Tunisie: Le consensus est indispensable dans l'élaboration du projet de constitution (Habib Khedher)



tap - Le rapporteur général de la constitution, Habib Khedher, a souligné, dimanche, à Tunis, que le consensus était indispensable dans l'élaboration du projet de constitution et qu'aucun parti ne devait imposer sa volonté.
C'était à l'ouverture d'une rencontre tenue au Palais des congrès, à Tunis, à l'occasion du débat régional sur la constitution organisé par l'Assemblée nationale constituante, en collaboration avec le Programme des Nations Unies pour le développement.

Ce débat, a indiqué Habib Khedher, vise à permettre à toutes les composantes de la société civile dans toutes les régions d'exprimer leurs points de vue sur l'avant-projet de constitution afin que ce texte reflète les attentes de la plus grande majorité des Tunisiens.


Le vice-président de l'ANC chargé des relations avec la société civile et les Tunisiens à l'étranger, Badreddine Abdelkafi, a fait valoir que l'implication de toutes les catégories sociales dans le débat autour de l'avant-projet de constitution s'inscrivait dans la démocratie participative.

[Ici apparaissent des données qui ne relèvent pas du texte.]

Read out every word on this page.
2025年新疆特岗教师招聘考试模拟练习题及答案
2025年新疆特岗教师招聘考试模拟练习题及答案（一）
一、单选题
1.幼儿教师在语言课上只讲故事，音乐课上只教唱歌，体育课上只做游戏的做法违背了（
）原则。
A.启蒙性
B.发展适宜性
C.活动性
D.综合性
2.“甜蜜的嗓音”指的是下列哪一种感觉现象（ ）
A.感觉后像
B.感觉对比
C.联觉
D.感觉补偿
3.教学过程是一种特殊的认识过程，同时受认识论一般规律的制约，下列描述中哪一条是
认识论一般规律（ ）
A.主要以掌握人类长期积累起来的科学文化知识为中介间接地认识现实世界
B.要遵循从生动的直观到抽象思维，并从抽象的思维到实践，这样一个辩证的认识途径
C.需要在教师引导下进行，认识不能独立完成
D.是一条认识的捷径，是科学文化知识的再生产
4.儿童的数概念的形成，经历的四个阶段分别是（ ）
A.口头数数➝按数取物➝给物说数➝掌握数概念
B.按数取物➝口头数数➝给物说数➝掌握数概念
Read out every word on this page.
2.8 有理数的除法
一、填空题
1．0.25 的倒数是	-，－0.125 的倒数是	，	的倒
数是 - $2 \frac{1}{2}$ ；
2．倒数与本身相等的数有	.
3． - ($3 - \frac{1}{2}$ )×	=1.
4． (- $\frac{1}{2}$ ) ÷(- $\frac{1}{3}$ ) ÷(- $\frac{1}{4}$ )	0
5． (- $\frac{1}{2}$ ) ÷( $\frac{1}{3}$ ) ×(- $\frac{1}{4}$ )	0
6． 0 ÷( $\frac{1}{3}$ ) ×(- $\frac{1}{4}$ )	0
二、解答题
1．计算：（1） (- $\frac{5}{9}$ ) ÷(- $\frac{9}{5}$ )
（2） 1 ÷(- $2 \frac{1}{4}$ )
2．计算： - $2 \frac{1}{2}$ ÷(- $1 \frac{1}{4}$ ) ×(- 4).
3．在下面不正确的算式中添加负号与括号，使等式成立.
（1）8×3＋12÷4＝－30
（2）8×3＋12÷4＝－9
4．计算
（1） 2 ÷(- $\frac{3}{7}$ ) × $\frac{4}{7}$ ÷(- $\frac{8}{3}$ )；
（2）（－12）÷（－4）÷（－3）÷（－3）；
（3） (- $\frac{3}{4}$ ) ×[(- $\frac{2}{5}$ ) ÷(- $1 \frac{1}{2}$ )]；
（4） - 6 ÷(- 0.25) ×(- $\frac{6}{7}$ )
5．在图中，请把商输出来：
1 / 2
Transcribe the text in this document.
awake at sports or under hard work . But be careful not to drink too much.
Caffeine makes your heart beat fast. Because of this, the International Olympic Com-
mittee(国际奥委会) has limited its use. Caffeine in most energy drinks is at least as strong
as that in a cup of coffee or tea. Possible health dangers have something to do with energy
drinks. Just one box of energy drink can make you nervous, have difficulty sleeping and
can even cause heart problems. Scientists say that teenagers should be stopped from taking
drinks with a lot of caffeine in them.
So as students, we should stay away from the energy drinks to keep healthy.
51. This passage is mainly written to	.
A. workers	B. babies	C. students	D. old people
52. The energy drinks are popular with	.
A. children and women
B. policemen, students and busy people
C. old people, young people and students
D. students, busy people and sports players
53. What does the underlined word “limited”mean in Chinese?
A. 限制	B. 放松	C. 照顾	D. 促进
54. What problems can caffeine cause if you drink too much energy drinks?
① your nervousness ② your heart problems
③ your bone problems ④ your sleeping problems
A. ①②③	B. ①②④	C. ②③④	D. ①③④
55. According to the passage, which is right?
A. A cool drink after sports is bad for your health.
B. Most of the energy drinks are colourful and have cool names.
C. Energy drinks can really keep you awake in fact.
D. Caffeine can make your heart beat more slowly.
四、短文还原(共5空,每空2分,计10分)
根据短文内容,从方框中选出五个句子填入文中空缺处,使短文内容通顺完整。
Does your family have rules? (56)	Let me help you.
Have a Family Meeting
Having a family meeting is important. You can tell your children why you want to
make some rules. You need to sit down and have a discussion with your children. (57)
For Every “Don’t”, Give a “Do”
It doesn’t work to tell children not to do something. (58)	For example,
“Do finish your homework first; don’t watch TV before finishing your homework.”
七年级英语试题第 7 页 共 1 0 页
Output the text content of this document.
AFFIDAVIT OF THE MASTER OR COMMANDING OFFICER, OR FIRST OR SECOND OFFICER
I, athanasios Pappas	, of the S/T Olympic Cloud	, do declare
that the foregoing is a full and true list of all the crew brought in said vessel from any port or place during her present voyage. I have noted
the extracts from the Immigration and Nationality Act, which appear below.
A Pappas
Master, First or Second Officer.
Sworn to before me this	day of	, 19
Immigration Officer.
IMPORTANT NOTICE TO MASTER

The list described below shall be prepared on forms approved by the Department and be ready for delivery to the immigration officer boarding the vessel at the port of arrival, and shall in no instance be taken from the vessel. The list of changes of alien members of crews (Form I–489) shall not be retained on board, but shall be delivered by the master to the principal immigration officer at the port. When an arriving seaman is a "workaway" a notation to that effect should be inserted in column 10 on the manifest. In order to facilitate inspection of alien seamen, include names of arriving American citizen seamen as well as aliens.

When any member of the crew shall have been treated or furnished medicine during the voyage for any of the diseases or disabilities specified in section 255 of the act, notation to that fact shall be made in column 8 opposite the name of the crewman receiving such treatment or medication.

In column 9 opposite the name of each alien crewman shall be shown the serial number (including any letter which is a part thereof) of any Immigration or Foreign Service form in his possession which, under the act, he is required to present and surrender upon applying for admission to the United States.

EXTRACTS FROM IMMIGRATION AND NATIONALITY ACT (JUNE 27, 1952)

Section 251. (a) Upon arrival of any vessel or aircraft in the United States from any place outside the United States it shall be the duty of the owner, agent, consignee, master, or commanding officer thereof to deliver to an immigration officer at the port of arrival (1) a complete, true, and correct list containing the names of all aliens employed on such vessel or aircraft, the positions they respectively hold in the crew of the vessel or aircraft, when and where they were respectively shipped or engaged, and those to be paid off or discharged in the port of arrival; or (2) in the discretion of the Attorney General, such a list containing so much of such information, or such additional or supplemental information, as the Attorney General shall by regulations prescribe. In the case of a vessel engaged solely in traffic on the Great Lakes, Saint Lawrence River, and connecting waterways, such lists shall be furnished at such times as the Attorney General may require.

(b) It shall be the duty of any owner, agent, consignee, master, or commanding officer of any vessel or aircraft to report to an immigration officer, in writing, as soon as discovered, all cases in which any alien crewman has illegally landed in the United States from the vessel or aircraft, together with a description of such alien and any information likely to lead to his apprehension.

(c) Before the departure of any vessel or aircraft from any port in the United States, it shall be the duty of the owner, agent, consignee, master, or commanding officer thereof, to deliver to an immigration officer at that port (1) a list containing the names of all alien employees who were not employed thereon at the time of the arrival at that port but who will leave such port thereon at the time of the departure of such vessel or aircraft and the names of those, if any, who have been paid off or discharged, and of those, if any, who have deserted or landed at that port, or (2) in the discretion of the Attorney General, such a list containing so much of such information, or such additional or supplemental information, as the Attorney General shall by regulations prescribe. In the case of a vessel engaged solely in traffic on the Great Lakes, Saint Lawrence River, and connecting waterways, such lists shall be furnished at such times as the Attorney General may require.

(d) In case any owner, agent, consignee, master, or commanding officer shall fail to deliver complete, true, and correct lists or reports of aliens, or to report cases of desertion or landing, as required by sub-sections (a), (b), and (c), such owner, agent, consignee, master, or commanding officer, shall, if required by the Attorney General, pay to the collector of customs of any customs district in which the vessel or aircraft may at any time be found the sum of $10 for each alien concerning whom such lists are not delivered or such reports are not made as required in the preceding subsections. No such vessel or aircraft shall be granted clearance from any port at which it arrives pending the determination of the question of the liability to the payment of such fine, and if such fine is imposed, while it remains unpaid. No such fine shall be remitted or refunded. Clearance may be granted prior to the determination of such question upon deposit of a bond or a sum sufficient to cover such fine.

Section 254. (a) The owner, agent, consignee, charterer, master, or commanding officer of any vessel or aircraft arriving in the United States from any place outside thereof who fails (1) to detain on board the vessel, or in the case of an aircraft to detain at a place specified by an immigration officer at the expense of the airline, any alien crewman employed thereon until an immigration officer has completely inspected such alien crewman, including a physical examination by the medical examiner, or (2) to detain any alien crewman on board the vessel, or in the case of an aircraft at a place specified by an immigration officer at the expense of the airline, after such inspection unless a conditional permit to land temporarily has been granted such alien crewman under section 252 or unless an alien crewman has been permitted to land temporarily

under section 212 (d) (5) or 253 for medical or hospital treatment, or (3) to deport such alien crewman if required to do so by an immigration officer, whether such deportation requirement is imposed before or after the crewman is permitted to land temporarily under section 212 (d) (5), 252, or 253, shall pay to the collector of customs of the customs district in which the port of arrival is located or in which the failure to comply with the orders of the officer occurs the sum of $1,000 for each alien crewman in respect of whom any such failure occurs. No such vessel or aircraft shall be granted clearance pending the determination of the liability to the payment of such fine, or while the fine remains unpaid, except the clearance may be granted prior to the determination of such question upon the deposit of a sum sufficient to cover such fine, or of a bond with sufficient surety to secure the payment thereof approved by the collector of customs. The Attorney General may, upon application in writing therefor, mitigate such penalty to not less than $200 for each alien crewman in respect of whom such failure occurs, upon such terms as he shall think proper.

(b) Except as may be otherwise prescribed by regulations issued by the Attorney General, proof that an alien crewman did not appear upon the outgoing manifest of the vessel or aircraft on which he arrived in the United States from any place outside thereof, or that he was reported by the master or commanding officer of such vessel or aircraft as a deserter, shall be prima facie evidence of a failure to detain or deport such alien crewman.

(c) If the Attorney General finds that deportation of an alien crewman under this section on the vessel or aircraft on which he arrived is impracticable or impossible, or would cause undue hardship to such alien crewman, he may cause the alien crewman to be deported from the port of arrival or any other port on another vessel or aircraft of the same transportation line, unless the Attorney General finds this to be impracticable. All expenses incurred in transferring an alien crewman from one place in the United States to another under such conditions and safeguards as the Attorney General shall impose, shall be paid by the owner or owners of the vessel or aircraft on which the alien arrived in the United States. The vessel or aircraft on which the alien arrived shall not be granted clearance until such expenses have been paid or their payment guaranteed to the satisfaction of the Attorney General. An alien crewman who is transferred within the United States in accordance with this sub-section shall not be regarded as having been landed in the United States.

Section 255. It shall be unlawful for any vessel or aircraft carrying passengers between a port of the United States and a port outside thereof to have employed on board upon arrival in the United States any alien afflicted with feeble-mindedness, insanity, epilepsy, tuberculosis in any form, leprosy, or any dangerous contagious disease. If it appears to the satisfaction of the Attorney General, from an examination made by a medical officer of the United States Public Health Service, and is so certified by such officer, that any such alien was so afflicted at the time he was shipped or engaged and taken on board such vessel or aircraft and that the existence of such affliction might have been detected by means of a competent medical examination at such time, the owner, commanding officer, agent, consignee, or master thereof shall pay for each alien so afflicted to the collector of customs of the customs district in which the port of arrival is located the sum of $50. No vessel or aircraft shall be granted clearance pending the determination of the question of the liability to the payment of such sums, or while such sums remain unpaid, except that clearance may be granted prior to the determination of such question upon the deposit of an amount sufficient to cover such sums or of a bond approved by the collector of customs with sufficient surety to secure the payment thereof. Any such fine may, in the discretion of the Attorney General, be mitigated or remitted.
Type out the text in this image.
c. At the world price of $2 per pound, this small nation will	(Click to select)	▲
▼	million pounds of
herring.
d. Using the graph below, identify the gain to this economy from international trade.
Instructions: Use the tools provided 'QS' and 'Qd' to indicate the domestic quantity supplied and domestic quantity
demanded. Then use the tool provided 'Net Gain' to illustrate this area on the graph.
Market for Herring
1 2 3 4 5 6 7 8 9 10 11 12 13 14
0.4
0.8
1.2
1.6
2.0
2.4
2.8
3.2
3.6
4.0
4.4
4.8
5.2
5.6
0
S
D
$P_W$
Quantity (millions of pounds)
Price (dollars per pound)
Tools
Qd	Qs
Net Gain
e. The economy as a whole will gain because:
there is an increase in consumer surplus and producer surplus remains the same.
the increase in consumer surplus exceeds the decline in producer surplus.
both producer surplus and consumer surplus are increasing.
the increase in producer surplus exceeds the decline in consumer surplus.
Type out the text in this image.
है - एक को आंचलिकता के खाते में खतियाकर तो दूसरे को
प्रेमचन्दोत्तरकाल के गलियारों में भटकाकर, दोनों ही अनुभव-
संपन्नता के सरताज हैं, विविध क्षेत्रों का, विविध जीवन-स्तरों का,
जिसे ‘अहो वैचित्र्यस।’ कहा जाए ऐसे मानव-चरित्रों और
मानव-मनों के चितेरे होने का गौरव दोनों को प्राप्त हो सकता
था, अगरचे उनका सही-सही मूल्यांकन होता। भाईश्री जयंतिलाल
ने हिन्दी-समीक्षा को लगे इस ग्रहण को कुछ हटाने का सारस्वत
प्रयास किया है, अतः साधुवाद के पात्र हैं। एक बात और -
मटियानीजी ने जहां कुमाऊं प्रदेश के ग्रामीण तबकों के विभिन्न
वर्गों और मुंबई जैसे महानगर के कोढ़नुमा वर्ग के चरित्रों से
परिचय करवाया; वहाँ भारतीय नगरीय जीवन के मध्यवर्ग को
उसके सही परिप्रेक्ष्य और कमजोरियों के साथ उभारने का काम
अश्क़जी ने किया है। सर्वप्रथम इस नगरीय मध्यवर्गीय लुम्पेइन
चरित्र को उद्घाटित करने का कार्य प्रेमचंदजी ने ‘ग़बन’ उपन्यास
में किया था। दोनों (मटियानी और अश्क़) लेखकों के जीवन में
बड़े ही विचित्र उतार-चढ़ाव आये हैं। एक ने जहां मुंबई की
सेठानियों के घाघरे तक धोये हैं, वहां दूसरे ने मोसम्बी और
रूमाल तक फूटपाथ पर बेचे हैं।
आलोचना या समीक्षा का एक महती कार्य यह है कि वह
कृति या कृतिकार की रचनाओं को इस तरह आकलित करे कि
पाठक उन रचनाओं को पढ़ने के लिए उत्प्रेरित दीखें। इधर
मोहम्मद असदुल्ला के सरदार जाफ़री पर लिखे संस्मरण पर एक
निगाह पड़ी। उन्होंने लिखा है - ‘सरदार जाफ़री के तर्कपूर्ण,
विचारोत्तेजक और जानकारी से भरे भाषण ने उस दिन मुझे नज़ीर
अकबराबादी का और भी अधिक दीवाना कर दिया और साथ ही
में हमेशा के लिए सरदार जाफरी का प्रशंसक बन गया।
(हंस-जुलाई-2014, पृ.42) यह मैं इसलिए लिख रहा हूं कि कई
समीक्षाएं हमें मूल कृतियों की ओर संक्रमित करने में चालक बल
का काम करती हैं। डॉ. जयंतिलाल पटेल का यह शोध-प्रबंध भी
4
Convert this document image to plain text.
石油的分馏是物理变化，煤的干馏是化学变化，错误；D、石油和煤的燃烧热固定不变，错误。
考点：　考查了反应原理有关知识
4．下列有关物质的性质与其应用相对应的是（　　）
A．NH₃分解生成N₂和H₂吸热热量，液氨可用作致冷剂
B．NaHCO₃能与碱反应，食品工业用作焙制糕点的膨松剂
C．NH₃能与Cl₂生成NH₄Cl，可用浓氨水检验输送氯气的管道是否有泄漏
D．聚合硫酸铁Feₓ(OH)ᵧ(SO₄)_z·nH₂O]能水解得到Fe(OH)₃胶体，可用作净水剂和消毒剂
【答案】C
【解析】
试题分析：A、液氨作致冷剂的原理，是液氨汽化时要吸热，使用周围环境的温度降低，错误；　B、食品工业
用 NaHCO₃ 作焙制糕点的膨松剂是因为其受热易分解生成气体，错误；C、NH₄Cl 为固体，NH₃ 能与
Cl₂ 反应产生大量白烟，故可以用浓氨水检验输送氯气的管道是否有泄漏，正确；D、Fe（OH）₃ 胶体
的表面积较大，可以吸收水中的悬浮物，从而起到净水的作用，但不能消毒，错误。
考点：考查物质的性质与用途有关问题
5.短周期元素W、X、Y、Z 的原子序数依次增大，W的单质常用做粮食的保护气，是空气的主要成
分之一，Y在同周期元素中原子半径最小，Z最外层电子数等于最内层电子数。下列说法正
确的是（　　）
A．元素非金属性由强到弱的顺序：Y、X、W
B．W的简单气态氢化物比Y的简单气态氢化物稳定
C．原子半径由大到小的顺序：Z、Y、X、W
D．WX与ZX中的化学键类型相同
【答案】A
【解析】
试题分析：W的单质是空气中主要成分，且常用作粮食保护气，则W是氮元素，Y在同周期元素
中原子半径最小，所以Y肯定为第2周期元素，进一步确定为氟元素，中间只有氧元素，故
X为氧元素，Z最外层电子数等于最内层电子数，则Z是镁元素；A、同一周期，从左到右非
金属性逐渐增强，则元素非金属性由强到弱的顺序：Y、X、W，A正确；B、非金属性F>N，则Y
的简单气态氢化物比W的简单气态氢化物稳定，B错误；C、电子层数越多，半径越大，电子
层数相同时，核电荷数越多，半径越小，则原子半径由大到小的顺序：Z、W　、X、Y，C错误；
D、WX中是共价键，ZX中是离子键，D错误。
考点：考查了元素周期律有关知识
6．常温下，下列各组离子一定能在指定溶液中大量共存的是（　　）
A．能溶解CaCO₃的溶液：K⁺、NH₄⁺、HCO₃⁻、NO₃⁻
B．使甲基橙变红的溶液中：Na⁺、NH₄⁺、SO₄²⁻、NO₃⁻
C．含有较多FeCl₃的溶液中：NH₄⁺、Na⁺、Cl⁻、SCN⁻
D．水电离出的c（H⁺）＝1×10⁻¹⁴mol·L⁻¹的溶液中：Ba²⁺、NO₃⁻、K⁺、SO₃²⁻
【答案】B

Pour sa part, le constituant Samir Taieb, a indiqué que ce débat national favorisait le consensus général autour du projet de constitution et conférait davantage de crédibilité à l'action de l'ANC. Et d'ajouter, les suggestions émises par différentes composantes da la société civile auront un écho favorable sur le projet de constitution.

Les débats dans les régions sur l'avant-projet de constitution ont démarré le 23 décembre 2012 et se poursuivront jusqu'au 13 janvier 2013, à raison de six gouvernorats chaque dimanche.

Dialogue national autour de la Constitution dans le gouvernorat de La Manouba


Le gouvernorat de La Manouba a abrité dimanche le dialogue national sur la Constitution, organisé par l'assemblée nationale constituante (ANC) dans les régions en collaboration avec le programme des nations Unies pour le développement (PNUD) dans le cadre de l'approche participative, initiée pour l'élaboration de la nouvelle Constitution.

Les principales interventions se sont articulées autour de certaines questions comprises dans l'avant projet de la constitution telles que la non criminalisation de la normalisation avec l'Etat d'Israel, le maintien de la peine de mort, l'immunité du président de la République après la fin de son mandat et le déséquilibre entre les prérogatives des deux têtes du pouvoir exécutif.

Concernant le chapitre social et principalement les articles relatifs au droit syndical et au droit de grève, des intervenants ont appelé à la nécessité d'inscrire également le droit au travail dans la Constitution pour ne pas laisser la porte ouverte à la marginalisation de ce droit fondamental.

D'autres interventions ont porté sur la décentralisation en matière de développement afin de mettre fin au déséquilibre régional.

De son côté, la présidente de l'Association ''Nissa wa riyada'' (Femmes et avant-garde) a souligné dans une déclaration à l'agence TAP, que l'avant projet de la constitution ne répond pas aux aspirations du peuple tunisien, relevant ''une remise en cause en matière des garanties des droits fondamentaux ainsi que des lacunes notamment au niveau des droits de la femme''.

Hormis le parti Ennahdha, composante majoritaire de la Troika au pouvoir, les membres de l'ANC, élus dans la circonscription du gouvernorat de La Manouba, n'ont pas pris part au débat.

Le dialogue national autour de la Constitution a démarré le 23 décembre dernier dans les gouvernorats de Kairouan, Sfax, Monastir, Sousse, Mahdia et Gabès.

Le 30 décembre, c'était au tour des gouvernorats de Gafsa, Jendouba, Béja, Le Kef, Siliana et Zaghouan de débattre du contenu de la nouvelle constitution.